The markers are meant to recognize those who inspired and played a part in the making of director George Lucas’ film “American Graffiti.” The movie celebrated the cruising culture that Lucas experienced while growing up in Modesto.
Other Modesto legends honored Wednesday included Chuck Billington, Pete Hischier and Gene Winfield. Lucas also was among the first inductees, with “Graffiti” cast members Paul Le Mat, Candy Clark and Bo Hopkins.
Chris Murphy has spearheaded the effort to commemorate Modesto’s cruising past by creating these sidewalk markers and information kiosks along the city’s cruise route. He said the route will be a place where fans of the movie, hot-rod lovers and Modestans can come together where it all started.
“The cherry shakes, the cherry bombs, they all happened in Modesto, California,” Murphy said at the unveiling ceremony Wednesday evening.
A few hundred hot rods and classic cars from the Mid Valley Chevy Club were parked along 10th, 11th and J streets to get the crowd in the Graffiti spirit.
Organizers revved up attendees with talk of this year’s North Modesto Kiwanis Classic Car Parade, which will head up and down a portion of McHenry Avenue on Friday night for the first time in its 16-year existence. The historic cruise route included McHenry before authorities banned cruising in the ’90s because of increasing violence.
About 800 to 900 vehicles will cruise the extended parade route, which has looped only through downtown Modesto until now.
“This is going to be the largest parade we’ve ever had,” said John Sanders, one of its chief organizers.
The walk of fame will be extended each year with new inductees. Those honored will be the cruisers, the racers, the musicians, the students, the radio DJs and even the cops of the Graffiti era with their own legendary status.
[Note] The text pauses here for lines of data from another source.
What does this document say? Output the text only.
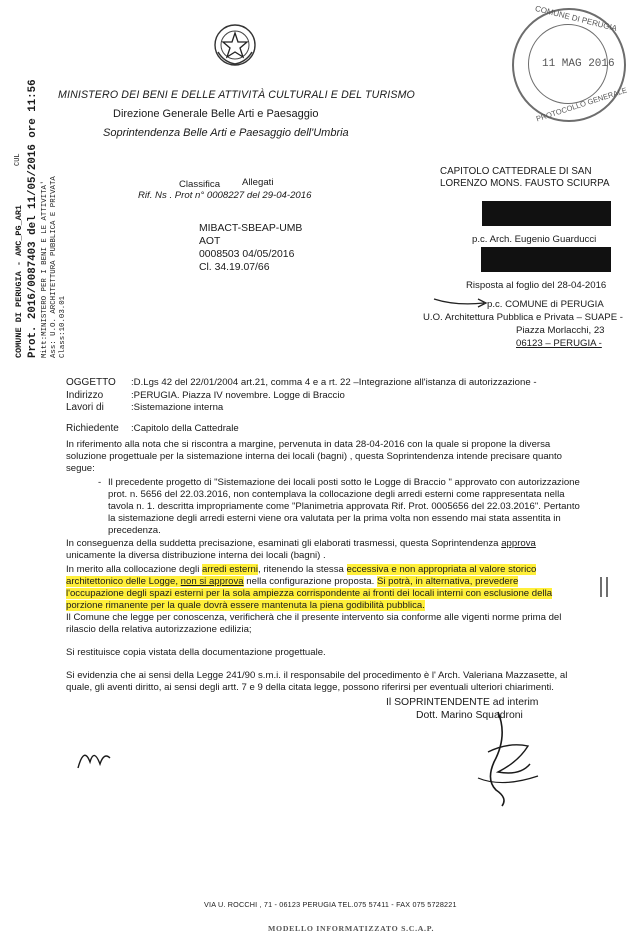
MINISTERO DEI BENI E DELLE ATTIVITÀ CULTURALI E DEL TURISMO
Direzione Generale Belle Arti e Paesaggio
Soprintendenza Belle Arti e Paesaggio dell'Umbria
COMUNE DI PERUGIA
11 MAG 2016
PROTOCOLLO GENERALE
COMUNE DI PERUGIA - AMC_PG_AR1 Prot. 2016/0087403 del 11/05/2016 ore 11:56 Mitt:MINISTERO PER I BENI E LE ATTIVITA' Ass: U.O. ARCHITETTURA PUBBLICA E PRIVATA Class:10.03.01
CUL
Classifica Allegati
Rif. Ns . Prot n° 0008227 del 29-04-2016
MIBACT-SBEAP-UMB
AOT
0008503 04/05/2016
Cl. 34.19.07/66
CAPITOLO CATTEDRALE DI SAN
LORENZO MONS. FAUSTO SCIURPA
p.c. Arch. Eugenio Guarducci
Risposta al foglio del 28-04-2016
p.c. COMUNE di PERUGIA
U.O. Architettura Pubblica e Privata – SUAPE -
Piazza Morlacchi, 23
06123 – PERUGIA -
OGGETTO :D.Lgs 42 del 22/01/2004 art.21, comma 4 e a rt. 22 –Integrazione all'istanza di autorizzazione -
Indirizzo	:PERUGIA. Piazza IV novembre. Logge di Braccio
Lavori di	:Sistemazione interna
Richiedente :Capitolo della Cattedrale
In riferimento alla nota che si riscontra a margine, pervenuta in data 28-04-2016 con la quale si propone la diversa
soluzione progettuale per la sistemazione interna dei locali (bagni) , questa Soprintendenza intende precisare quanto
segue:
- Il precedente progetto di "Sistemazione dei locali posti sotto le Logge di Braccio " approvato con autorizzazione
prot. n. 5656 del 22.03.2016, non contemplava la collocazione degli arredi esterni come rappresentata nella
tavola n. 1. descritta impropriamente come "Planimetria approvata Rif. Prot. 0005656 del 22.03.2016". Pertanto
la sistemazione degli arredi esterni viene ora valutata per la prima volta non essendo mai stata assentita in
precedenza.
In conseguenza della suddetta precisazione, esaminati gli elaborati trasmessi, questa Soprintendenza approva
unicamente la diversa distribuzione interna dei locali (bagni) .
In merito alla collocazione degli arredi esterni, ritenendo la stessa eccessiva e non appropriata al valore storico
architettonico delle Logge, non si approva nella configurazione proposta. Si potrà, in alternativa, prevedere
l'occupazione degli spazi esterni per la sola ampiezza corrispondente ai fronti dei locali interni con esclusione della
porzione rimanente per la quale dovrà essere mantenuta la piena godibilità pubblica.
Il Comune che legge per conoscenza, verificherà che il presente intervento sia conforme alle vigenti norme prima del
rilascio della relativa autorizzazione edilizia;
Si restituisce copia vistata della documentazione progettuale.
Si evidenzia che ai sensi della Legge 241/90 s.m.i. il responsabile del procedimento è l' Arch. Valeriana Mazzasette, al
quale, gli aventi diritto, ai sensi degli artt. 7 e 9 della citata legge, possono riferirsi per eventuali ulteriori chiarimenti.
Il SOPRINTENDENTE ad interim
Dott. Marino Squadroni
VIA U. ROCCHI , 71 - 06123 PERUGIA TEL.075 57411 - FAX 075 5728221
MODELLO INFORMATIZZATO S.C.A.P.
Modesto motorcycle police Officer Leroy Applequist was known to hide along the cruising route in the ’50s, ticketing every cruiser breaking the law.
Wednesday, Applequist jokingly told the audience, “I probably wrote about a half-dozen tickets in my whole career.” The audience quickly responded, yelling out that the cop probably wrote six tickets during each hour of his shift.
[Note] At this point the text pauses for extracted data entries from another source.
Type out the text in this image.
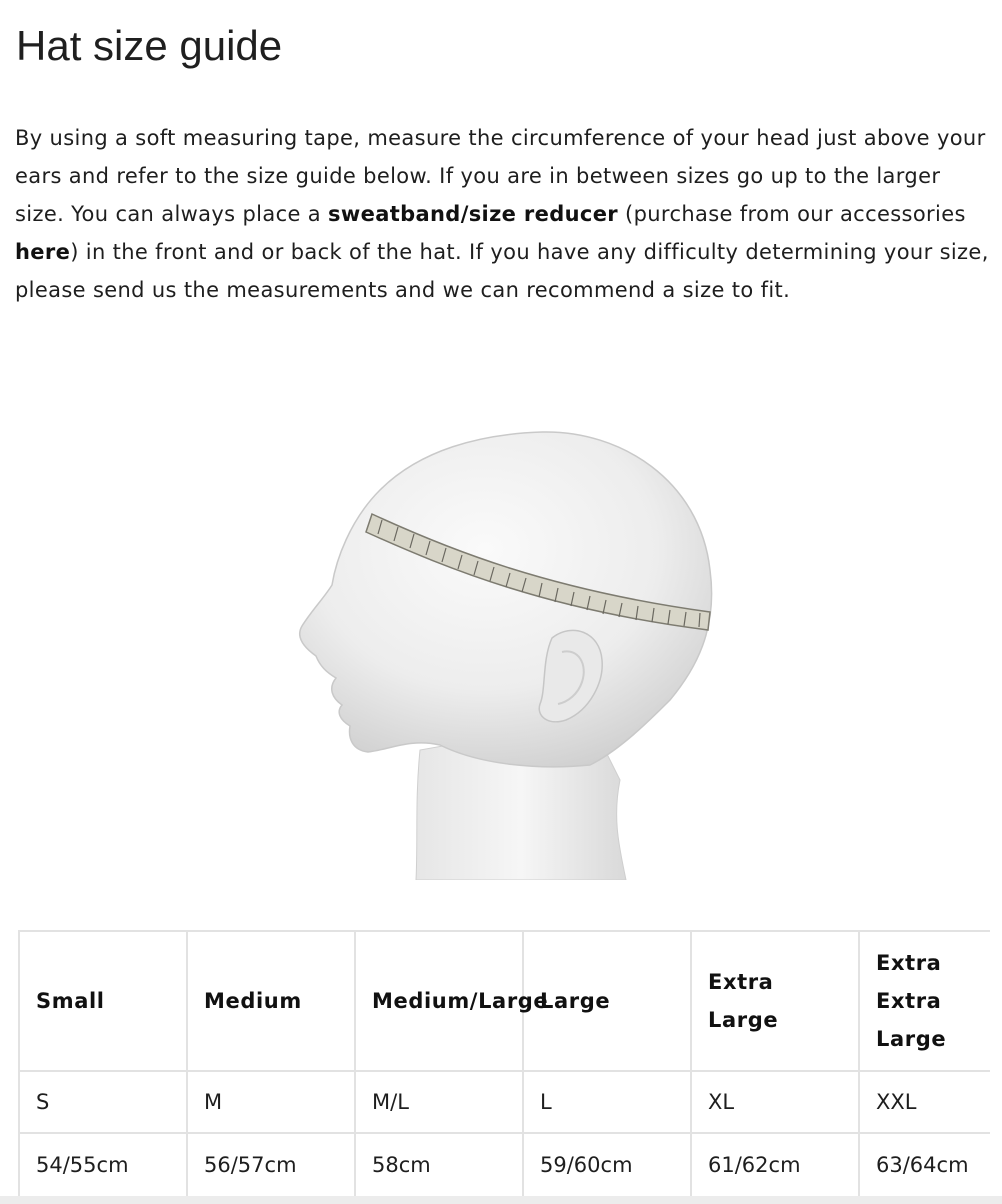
Hat size guide

By using a soft measuring tape, measure the circumference of your head just above your ears and refer to the size guide below. If you are in between sizes go up to the larger size. You can always place a sweatband/size reducer (purchase from our accessories here) in the front and or back of the hat. If you have any difficulty determining your size, please send us the measurements and we can recommend a size to fit.

Small	Medium	Medium/Large	Large	Extra Large	Extra Extra Large
S	M	M/L	L	XL	XXL
54/55cm	56/57cm	58cm	59/60cm	61/62cm	63/64cm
It’s these real-life stories that Murphy says the public should know. The cruise route markers will help make that happen, especially because most of the landmarks, such as Burge’s Drive-In, are gone.
Car legend Bart Bartoni was grateful to be honored with a sidewalk marker Wednesday, and he didn’t shy away from his rebellious past as a Modesto youth.
“And, yes, I did drag 10th Street and I did race Maze (Boulevard),” Bartoni told the crowd. “And I did get speeding tickets.”